Are There Major Risks to Vaping CBD Tincture Oil?

To understand why it isn’t recommended that you vape tinctures, it’s important to get familiar with the differences in composition between an e-liquid and a standard tincture product. The average e-liquid base is comprised of a combination of propylene glycol (PG) and vegetable glycerin (VG) in varying proportions. On the other hand, most tinctures use coconut oil, which is essentially a medium-chain triglyceride (MCT) oil base.

This is an important distinction to make because both PG and VG are established as “optimized” for vaporization using the nickel, titanium and stainless steel coils used in vape devices. This is not the case for MCT oils, which if vaporized via a vape atomizer could cause a condition known as lipid pneumonia.

What exactly is lipid pneumonia?
Exogenous lipid pneumonia is a condition caused by lipoids (or fat molecules) entering from outside the body via the mouth or nose and reaching the lungs, causing inflammation. Symptoms of lipid pneumonia include fevers, chronic cough, chest pain and serious difficulty breathing. Less common symptoms include dysphagia – which is difficulty swallowing – and hemoptysis, which is the coughing up of blood.
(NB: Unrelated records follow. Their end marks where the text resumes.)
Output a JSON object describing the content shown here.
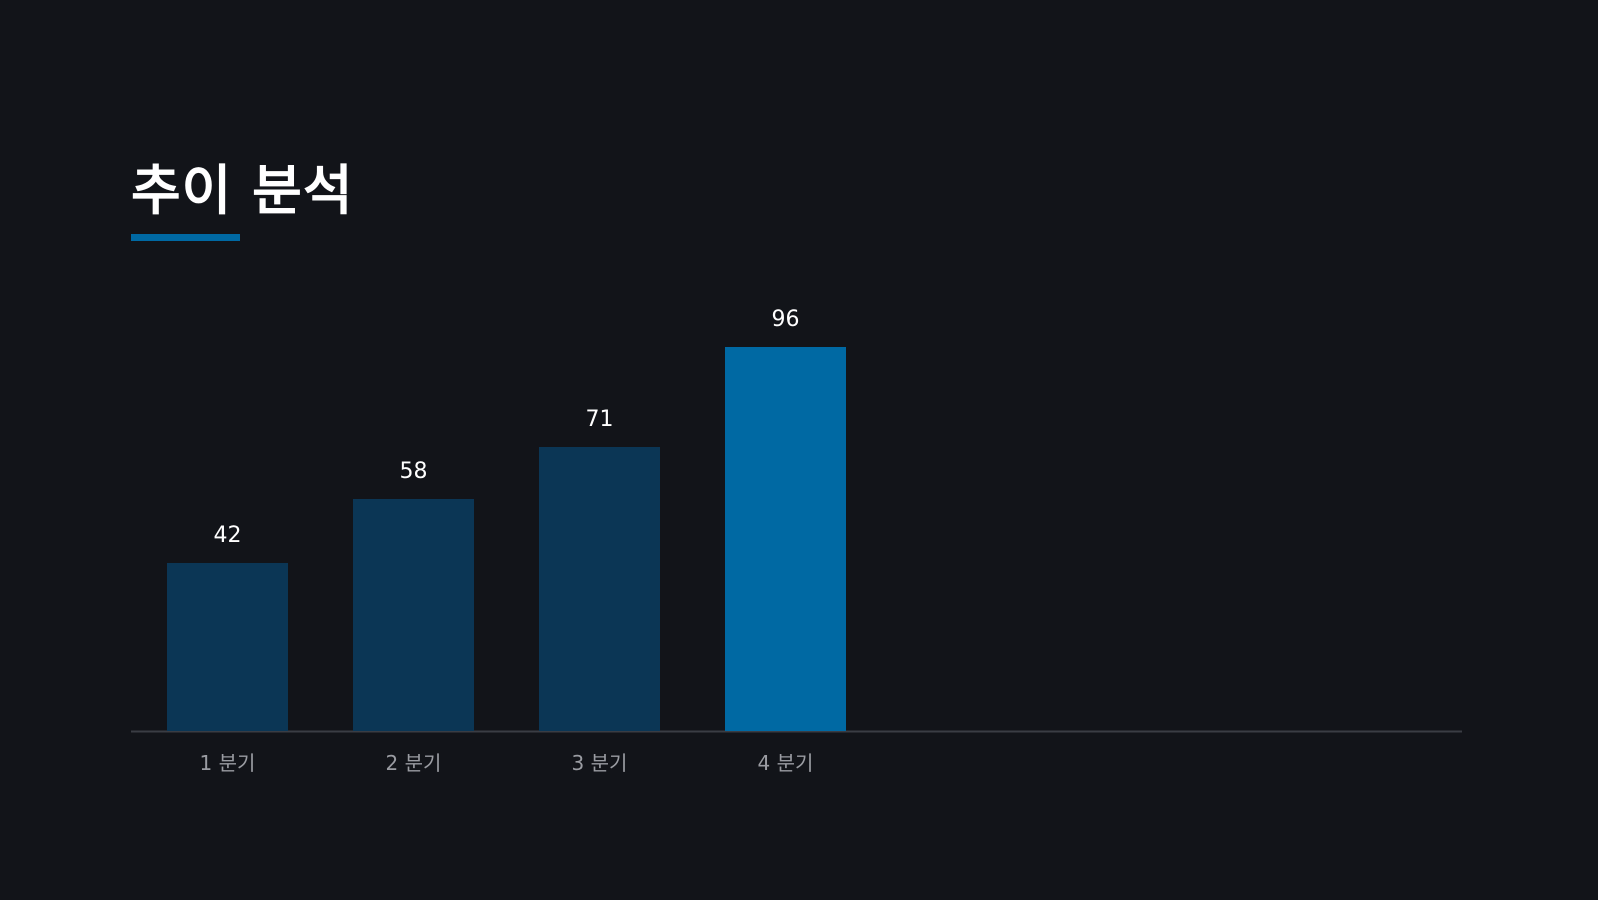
{
  "slide": {
    "title": "추이 분석"
  },
  "colors": {
    "background": "#121419",
    "bar": "#0b3655",
    "bar_highlight": "#0069a3",
    "accent": "#0069a3",
    "axis": "#3a3d44",
    "value_label": "#ffffff",
    "tick_label": "#9a9ca2"
  },
  "chart_data": {
    "type": "bar",
    "categories": [
      "1 분기",
      "2 분기",
      "3 분기",
      "4 분기"
    ],
    "values": [
      42,
      58,
      71,
      96
    ],
    "highlight_index": 3,
    "title": "",
    "xlabel": "",
    "ylabel": "",
    "ylim": [
      0,
      100
    ],
    "grid": false,
    "legend": "none",
    "data_labels": true
  }
}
Advanced Vapers & Vaping with CBD Tinctures


There are some who fly in the face of conventional vape wisdom by using unregulated mods, homemade hybrid coils and low vegetable glycerin DIY e-liquids. Vaping with tinctures is no different. Some advanced vapers are confident in their ability to incorporate precise ratios of ingredients and claim to regularly mix standard non-CBD e-liquids with tincture oils in a 10/90 or 5/95 ratio.

However, mixing e-liquid with tincture oil is not recognized as “safe” by the large majority of the vaping community, and will not be mainstream practice anytime soon.

The Verdict: To Try or Not To Try Vaping Tincture Oil

There are certainly a number of vapers who claim to get away with it, but the risks to vaping the MCT oil in CBD tinctures are well-known in the medical and scientific community. Lipid pneumonia and its various symptoms can be extremely detrimental to the human system, and is simply not a risk worth taking in our opinion. In any case, CBD-reliant vapers in states or countries where cannabis is still illegal can always make do with mixing tinctures in tea or water for the duration of their stay.